A gasp parted Lace’s lips, one breath away from a laugh.

Cluck knew why before he looked up.

They both watched the white peacock shake itself out of the tall grasses. The bird took one slow step, then another, his body so covered in white Cluck always expected it to dust the ground like powdered sugar.

Cluck crouched so he’d look smaller. It made the birds shed their skittishness like molted feathers. He didn’t ask Lace to. She wasn’t much taller than the peacock’s upright tail fan.

The peacock took one step into the sun, like toeing cold water. In full light, he looked made of the fringe off white bearded irises.

He dropped a single tail feather, long as Cluck’s arm, and left to follow after a peahen with eyes like black marbles.

Cluck lifted the plume off the grass, cradling it so the stem wouldn’t bend, and clipped the hollow shaft of the calamus.

“You’re gonna touch that?” Lace asked.

“I’m not gonna catch anything.”

“No,” she said. “I mean because it’s white.”

He got up from his crouch. “And?”

“I don’t know. I thought since yours are black.”

He laughed. “I have black feathers, so I won’t touch white ones? No.” Was that one of the rumors going around Almendro? Just because the name of that other family meant “dove”? None of them despised the Palomas for their name, or even for the white scales that showed up on their bodies. It had never been about doves or birthmarks.

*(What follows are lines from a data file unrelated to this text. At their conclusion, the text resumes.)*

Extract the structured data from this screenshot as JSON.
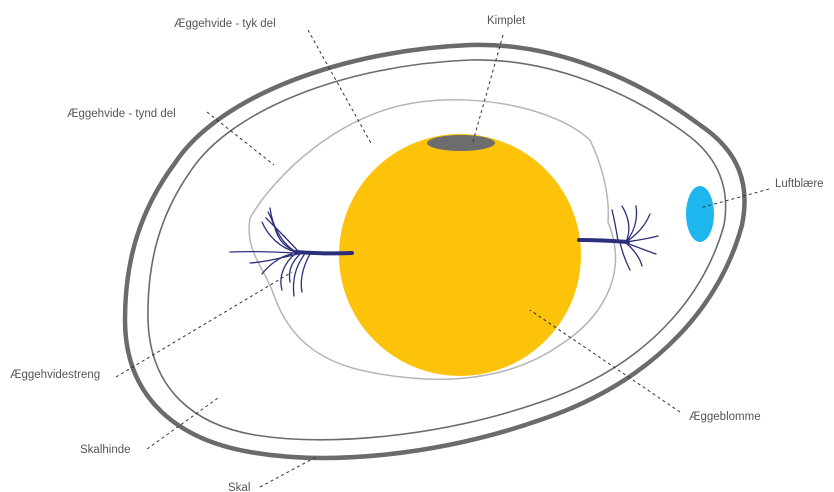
{
  "diagram": {
    "labels": {
      "aeggehvide_tyk": "Æggehvide - tyk del",
      "kimplet": "Kimplet",
      "aeggehvide_tynd": "Æggehvide - tynd del",
      "luftblaere": "Luftblære",
      "aeggehvidestreng": "Æggehvidestreng",
      "aeggeblomme": "Æggeblomme",
      "skalhinde": "Skalhinde",
      "skal": "Skal"
    },
    "colors": {
      "shell": "#6b6b6b",
      "membrane": "#6b6b6b",
      "thick_albumen": "#b5b5b5",
      "yolk": "#fcc30a",
      "germinal_disc": "#6d6d6d",
      "air_cell": "#1eb6ee",
      "chalazae": "#2b2f7a"
    }
  }
}
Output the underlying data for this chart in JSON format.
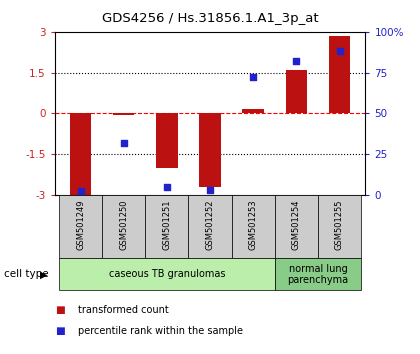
{
  "title": "GDS4256 / Hs.31856.1.A1_3p_at",
  "samples": [
    "GSM501249",
    "GSM501250",
    "GSM501251",
    "GSM501252",
    "GSM501253",
    "GSM501254",
    "GSM501255"
  ],
  "transformed_count": [
    -3.0,
    -0.05,
    -2.0,
    -2.7,
    0.15,
    1.6,
    2.85
  ],
  "percentile_rank": [
    2,
    32,
    5,
    3,
    72,
    82,
    88
  ],
  "bar_color": "#bb1111",
  "dot_color": "#2222cc",
  "ylim_left": [
    -3,
    3
  ],
  "ylim_right": [
    0,
    100
  ],
  "yticks_left": [
    -3,
    -1.5,
    0,
    1.5,
    3
  ],
  "yticks_right": [
    0,
    25,
    50,
    75,
    100
  ],
  "ytick_labels_left": [
    "-3",
    "-1.5",
    "0",
    "1.5",
    "3"
  ],
  "ytick_labels_right": [
    "0",
    "25",
    "50",
    "75",
    "100%"
  ],
  "hlines": [
    0,
    1.5,
    -1.5
  ],
  "hline_styles": [
    "dashed",
    "dotted",
    "dotted"
  ],
  "hline_colors": [
    "red",
    "black",
    "black"
  ],
  "group_spans": [
    {
      "start": 0,
      "end": 4,
      "label": "caseous TB granulomas",
      "color": "#bbeeaa"
    },
    {
      "start": 5,
      "end": 6,
      "label": "normal lung\nparenchyma",
      "color": "#88cc88"
    }
  ],
  "legend_items": [
    {
      "label": "transformed count",
      "color": "#bb1111"
    },
    {
      "label": "percentile rank within the sample",
      "color": "#2222cc"
    }
  ],
  "ylabel_left_color": "#cc2222",
  "ylabel_right_color": "#2222cc",
  "bg_color": "#ffffff",
  "plot_bg_color": "#ffffff",
  "cell_type_label": "cell type",
  "sample_box_color": "#cccccc",
  "bar_width": 0.5
}
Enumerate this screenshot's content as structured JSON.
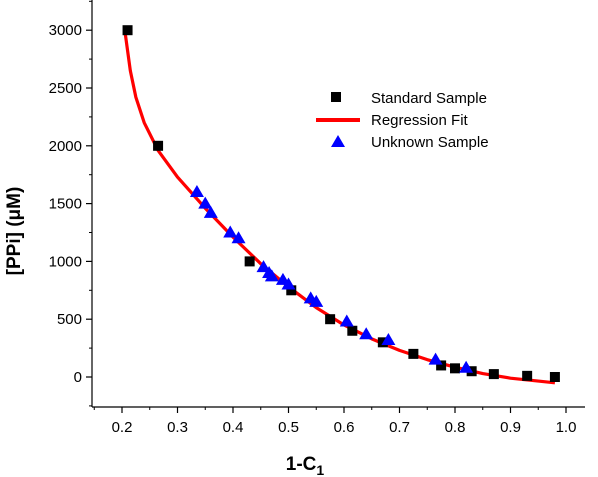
{
  "chart_data": {
    "type": "scatter",
    "xlabel": {
      "main": "1-C",
      "sub": "1"
    },
    "ylabel": "[PPi] (μM)",
    "xlim": [
      0.15,
      1.0
    ],
    "ylim": [
      -250,
      3200
    ],
    "x_ticks": [
      "0.2",
      "0.3",
      "0.4",
      "0.5",
      "0.6",
      "0.7",
      "0.8",
      "0.9",
      "1.0"
    ],
    "y_ticks": [
      "0",
      "500",
      "1000",
      "1500",
      "2000",
      "2500",
      "3000"
    ],
    "grid": false,
    "legend_position": "top-right",
    "series": [
      {
        "name": "Standard Sample",
        "kind": "scatter",
        "marker": "square",
        "color": "#000000",
        "points": [
          [
            0.21,
            3000
          ],
          [
            0.265,
            2000
          ],
          [
            0.43,
            1000
          ],
          [
            0.505,
            750
          ],
          [
            0.575,
            500
          ],
          [
            0.615,
            400
          ],
          [
            0.67,
            300
          ],
          [
            0.725,
            200
          ],
          [
            0.775,
            100
          ],
          [
            0.8,
            75
          ],
          [
            0.83,
            50
          ],
          [
            0.87,
            25
          ],
          [
            0.93,
            10
          ],
          [
            0.98,
            0
          ]
        ]
      },
      {
        "name": "Regression Fit",
        "kind": "line",
        "color": "#ff0000",
        "points": [
          [
            0.205,
            3000
          ],
          [
            0.215,
            2650
          ],
          [
            0.225,
            2420
          ],
          [
            0.24,
            2200
          ],
          [
            0.265,
            1960
          ],
          [
            0.3,
            1730
          ],
          [
            0.35,
            1460
          ],
          [
            0.4,
            1210
          ],
          [
            0.45,
            980
          ],
          [
            0.5,
            780
          ],
          [
            0.55,
            600
          ],
          [
            0.6,
            450
          ],
          [
            0.65,
            330
          ],
          [
            0.7,
            230
          ],
          [
            0.75,
            150
          ],
          [
            0.8,
            85
          ],
          [
            0.85,
            30
          ],
          [
            0.9,
            -10
          ],
          [
            0.95,
            -35
          ],
          [
            0.98,
            -50
          ]
        ]
      },
      {
        "name": "Unknown Sample",
        "kind": "scatter",
        "marker": "triangle",
        "color": "#0000ff",
        "points": [
          [
            0.335,
            1600
          ],
          [
            0.35,
            1500
          ],
          [
            0.36,
            1420
          ],
          [
            0.395,
            1250
          ],
          [
            0.41,
            1200
          ],
          [
            0.455,
            950
          ],
          [
            0.465,
            900
          ],
          [
            0.47,
            870
          ],
          [
            0.49,
            840
          ],
          [
            0.5,
            800
          ],
          [
            0.54,
            680
          ],
          [
            0.55,
            650
          ],
          [
            0.605,
            480
          ],
          [
            0.64,
            370
          ],
          [
            0.68,
            320
          ],
          [
            0.765,
            150
          ],
          [
            0.82,
            80
          ]
        ]
      }
    ]
  }
}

It had always been about what they’d done.

He handed Lace the eyespot. “If you look close, it’s not all white.”

She held it in the light, tilting the left side down, then the right. Most of the feather was pale as bleached linen, but from different angles, the iridescence on the eyespot showed tints of color. Pollen-dust yellow. Traces of blue, like bits of sky and robin’s eggs. Dusk colors, violet blue and bluish lavender. A pink that matched Lace’s mouth when her lipstick wore off.

Now she laughed, light as the colors on the eyespot.

“It’s because of the white,” he said.

“Because white has every color,” Lace said.

Pépère would like her for knowing things like that.

They stood there as the light fell, watching until the peacocks scattered.

Having her there made him look at the birds a little less. When she was watching, he could watch her. He could study how her skin and her eyes and hair were all gradations of the same color, lighter to darker. The only parts of her face that broke the sequence was the pink on her lips and the deep red on her cheek, like crushed raspberries. If he stopped thinking of how much it must have hurt her, that patch on her cheek was beautiful.

“You hungry?” Cluck asked when he started the Morris Cowley. “Or do you always wait until the middle of the night to eat?”

She reached over the gearshift and shoved his upper arm.

“Oh, good,” he said. “You’re becoming a Corbeau.”

Her eyes opened a little wider.

“I was kidding,” he said.

The park disappeared into the rearview.

“It’s not catching, I promise,” he said. “You’re not gonna grow feathers from being around us.”

She nodded and looked out the window. She may or may not have believed him.



Dime con quién andas y te diré quién eres.